Et quand cette longue opération était terminée, elles s’embrassaient, se disaient des mots tendres, et se mettaient à faire ma toilette. Puis, tous les trois, nous prenant les mains, nous dansions à la mode turque ou grecque, et nous nous embrassions. Ainsi, nous formions une famille à part…
Maintenant, le père et son fils aîné ne venaient plus tous les soirs à la maison. Ils étaient tous les deux charrons, les plus adroits et les plus recherchés de la région ; et leur atelier se trouvait, du côté opposé de la ville, dans le quartier Karakioï, tandis que nous habitions dans la Tchétatzoué. Entre nous et eux s’étendait toute la ville. La maison de Karakioï appartenait à mon père. Il avait là deux ouvriers apprentis, qu’il nourrissait et logeait, ainsi qu’une vieille domestique qui s’occupait de leur ménage. Ils étaient sept. Nous n’allions jamais là-bas, et je connaissais à peine l’atelier du père, qui me faisait peur. Dans la Tchétatzoué, on était chez ma mère, nous ne fichions rien de tout le jour, on s’amusait… L’hiver, on buvait du thé, l’été des sirops, et toute l’année on mangeait des cadaïfs, des saraïliés{19} on buvait du café, on fumait des narguilés, on se maquillait et on dansait… C’était une belle vie…

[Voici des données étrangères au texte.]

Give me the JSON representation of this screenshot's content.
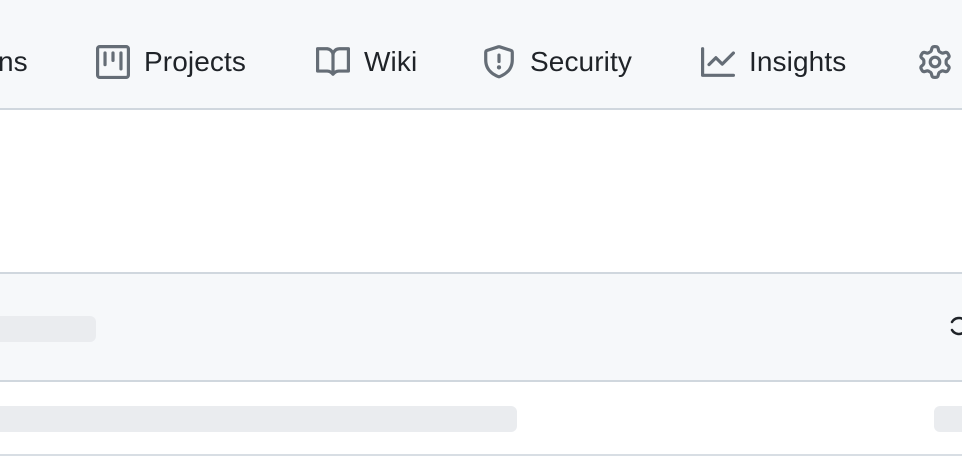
{
  "repo_nav": {
    "items": [
      {
        "key": "actions",
        "label": "ns",
        "icon": "play-icon"
      },
      {
        "key": "projects",
        "label": "Projects",
        "icon": "table-icon"
      },
      {
        "key": "wiki",
        "label": "Wiki",
        "icon": "book-icon"
      },
      {
        "key": "security",
        "label": "Security",
        "icon": "shield-icon"
      },
      {
        "key": "insights",
        "label": "Insights",
        "icon": "graph-icon"
      },
      {
        "key": "settings",
        "label": "",
        "icon": "gear-icon"
      }
    ]
  },
  "colors": {
    "nav_background": "#f6f8fa",
    "border": "#d0d7de",
    "text": "#1f2328",
    "icon": "#656d76",
    "skeleton": "#eaecef"
  },
  "loading_box": {
    "state": "loading"
  }
}
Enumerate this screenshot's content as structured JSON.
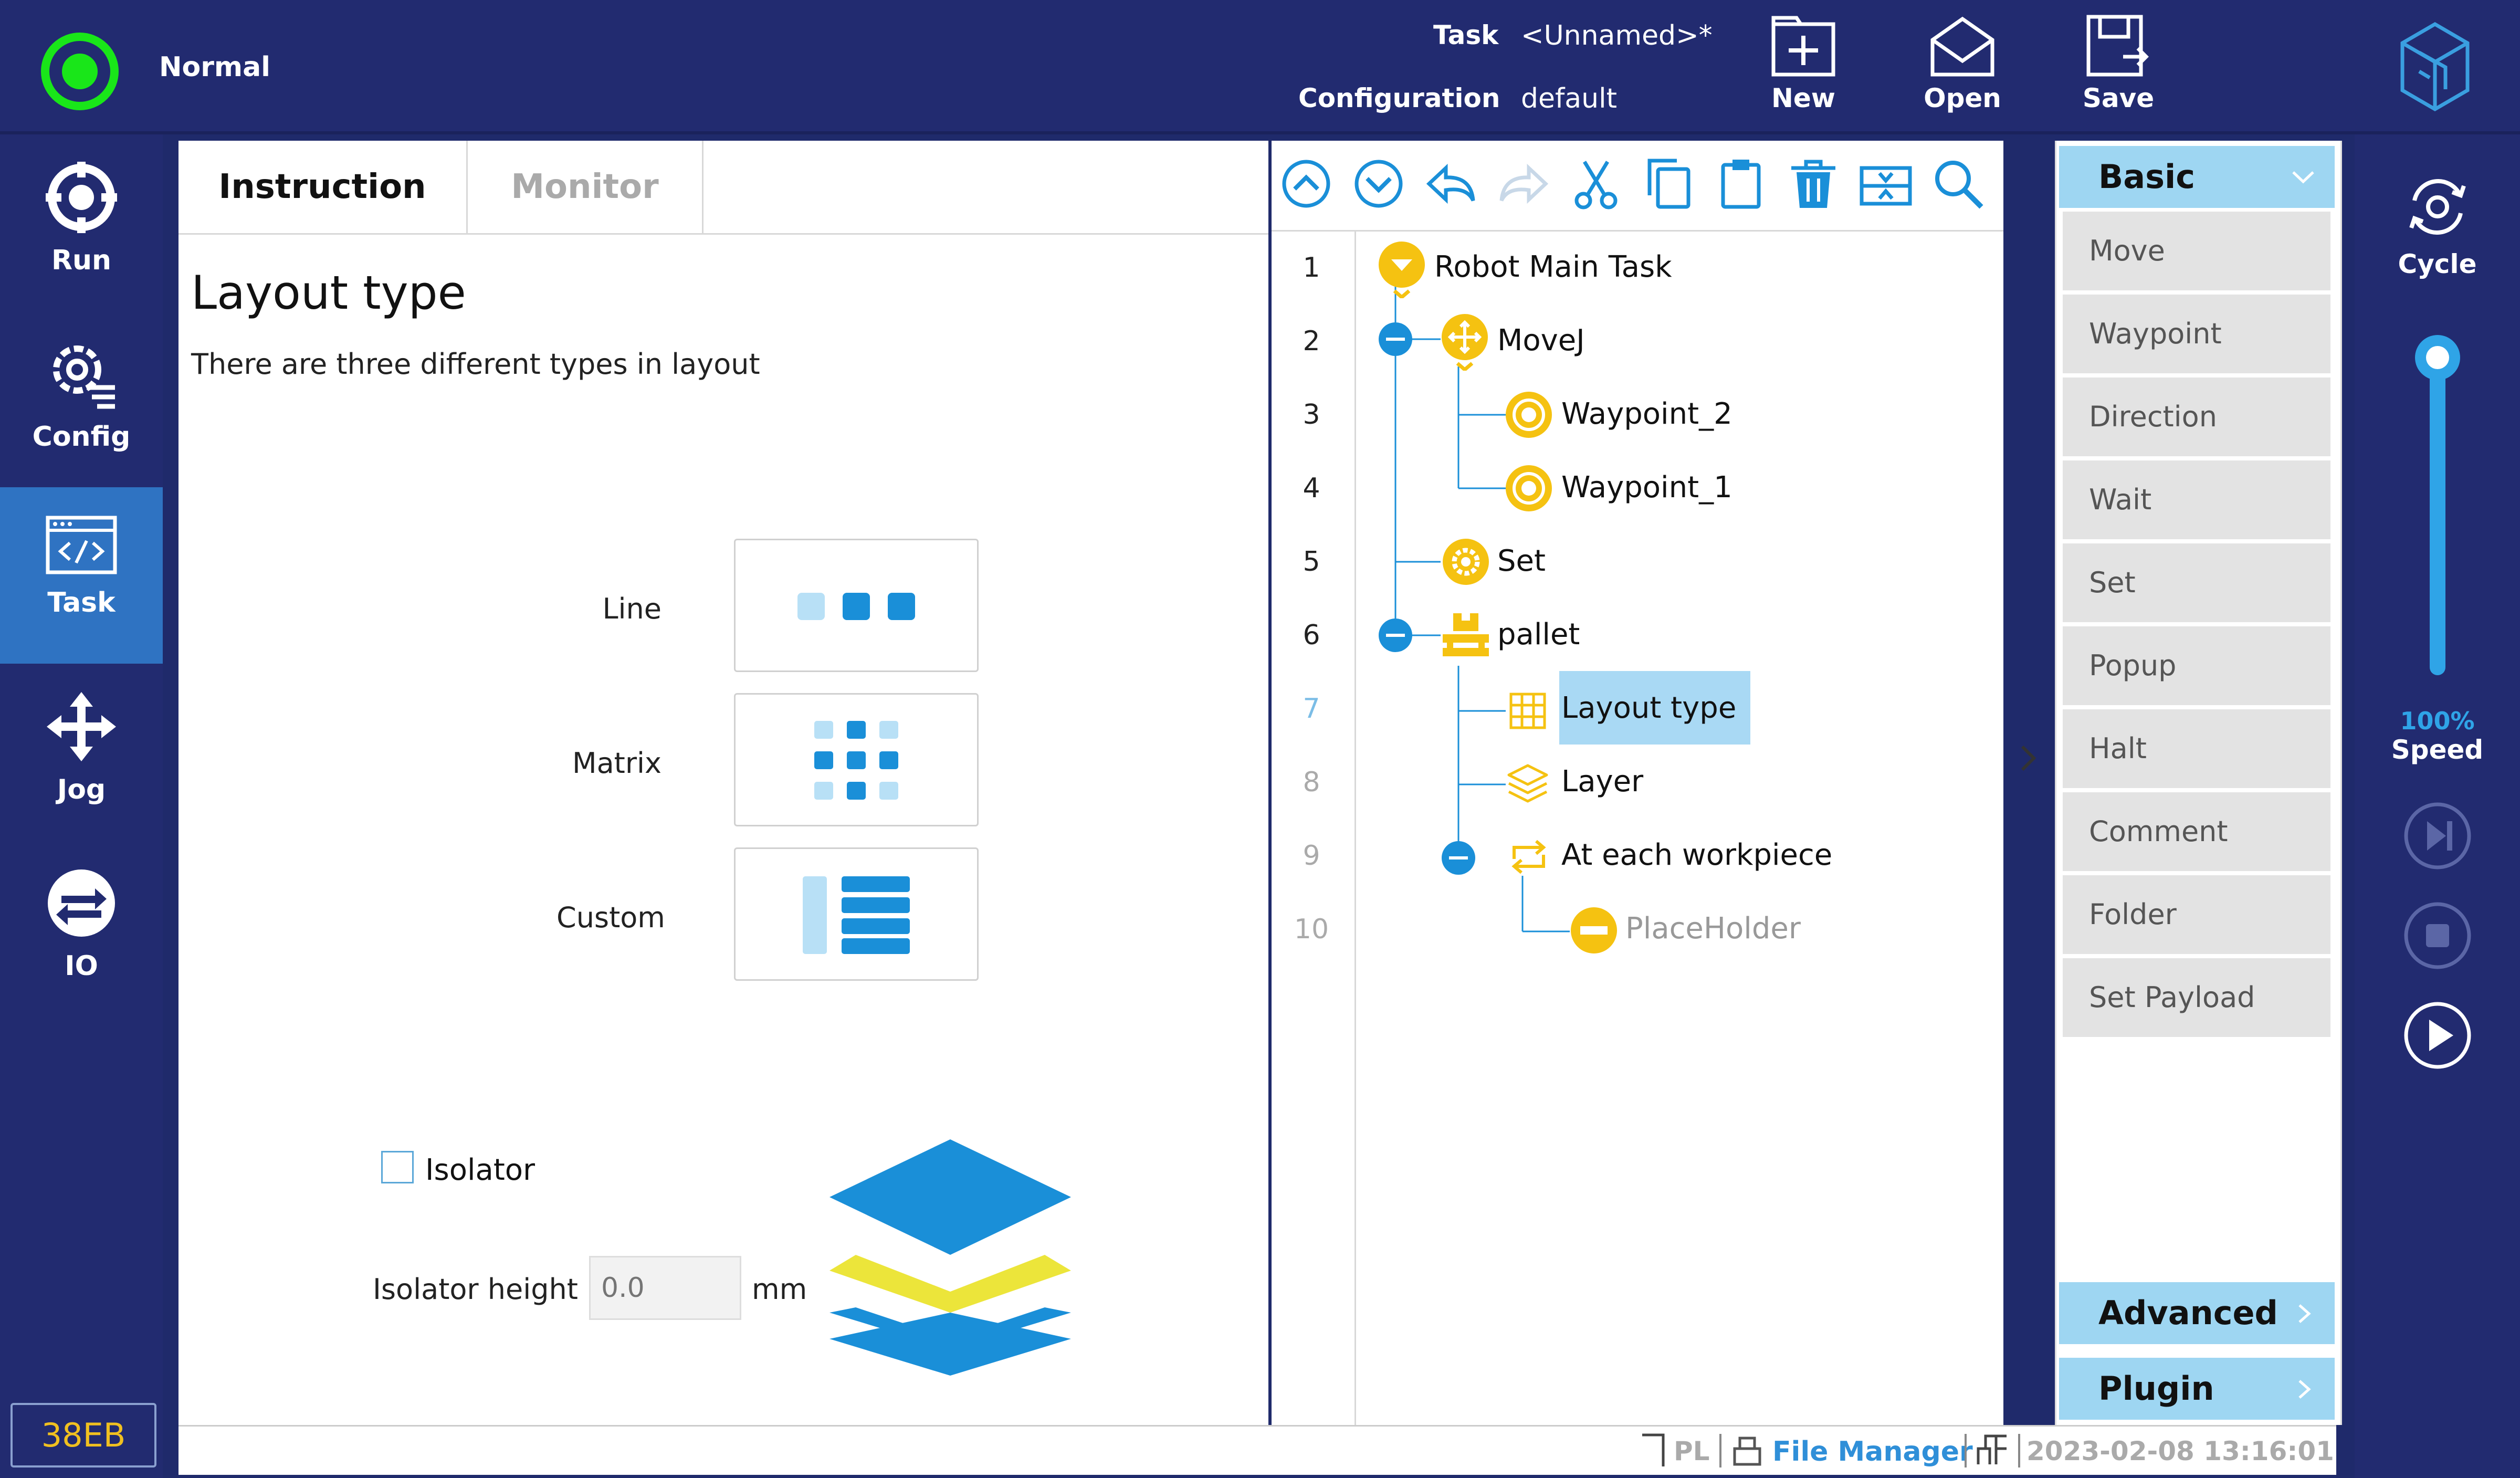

Oui, c’était une belle vie, sauf les jours où le père ou son fils ou bien les deux faisaient irruption au milieu de la fête et assommaient la mère, assenaient des coups de poing à Kyra, et me cassaient leur bâton sur la tête, car maintenant je faisais moi aussi partie de la danse. Comme nous parlions couramment le turc, ils appelaient les deux femmes des patchaouras{20} et moi, kitchouk pézévéngh{21}. Les deux malheureuses se jetaient aux pieds de leurs tyrans, leur enlaçaient les jambes et les priaient de ménager leurs visages :
– Pas sur le visage ! criaient-elles ; au nom du Seigneur et de la Sainte Vierge, ne frappez pas la figure !… Ne touchez pas aux yeux !… Pardon !…
Ah ! la figure, les yeux, la beauté de ces deux femmes !… Il n’en existait pas une qui eût pu leur tenir tête !… Elles avaient des cheveux d’or, et longs jusqu’aux jambes ; le teint blanc ; les sourcils, les cils et les prunelles noirs comme l’ébène. Car, sur l’arbre roumain, du côté de ma mère, trois races différentes s’étaient greffées : turque, russe et grecque, selon les occupants qui avaient dominé le pays dans le passé.
À l’âge de seize ans, ma mère mettait au monde son premier-né ; mais à l’heure où j’ouvris les yeux, personne n’aurait cru qu’elle était mère de trois enfants… Et cette femme qui était faite pour être caressée et embrassée, était battue jusqu’au sang. Cependant, si mon père ne lui prodiguait pas les caresses, ses amants la dédommageaient brillamment ; et je n’ai jamais su si, à l’origine, ce fut ma mère qui commença à tromper son mari et se fit battre, ou si ce fut mon père qui débuta par maltraiter sa femme et se fit tromper. En tout cas, la noce n’a jamais cessé chez nous, car les cris de plaisir alternaient avec les cris de douleur ; et à peine la raclée finissait que les rires éclataient sur les visages baignés de larmes.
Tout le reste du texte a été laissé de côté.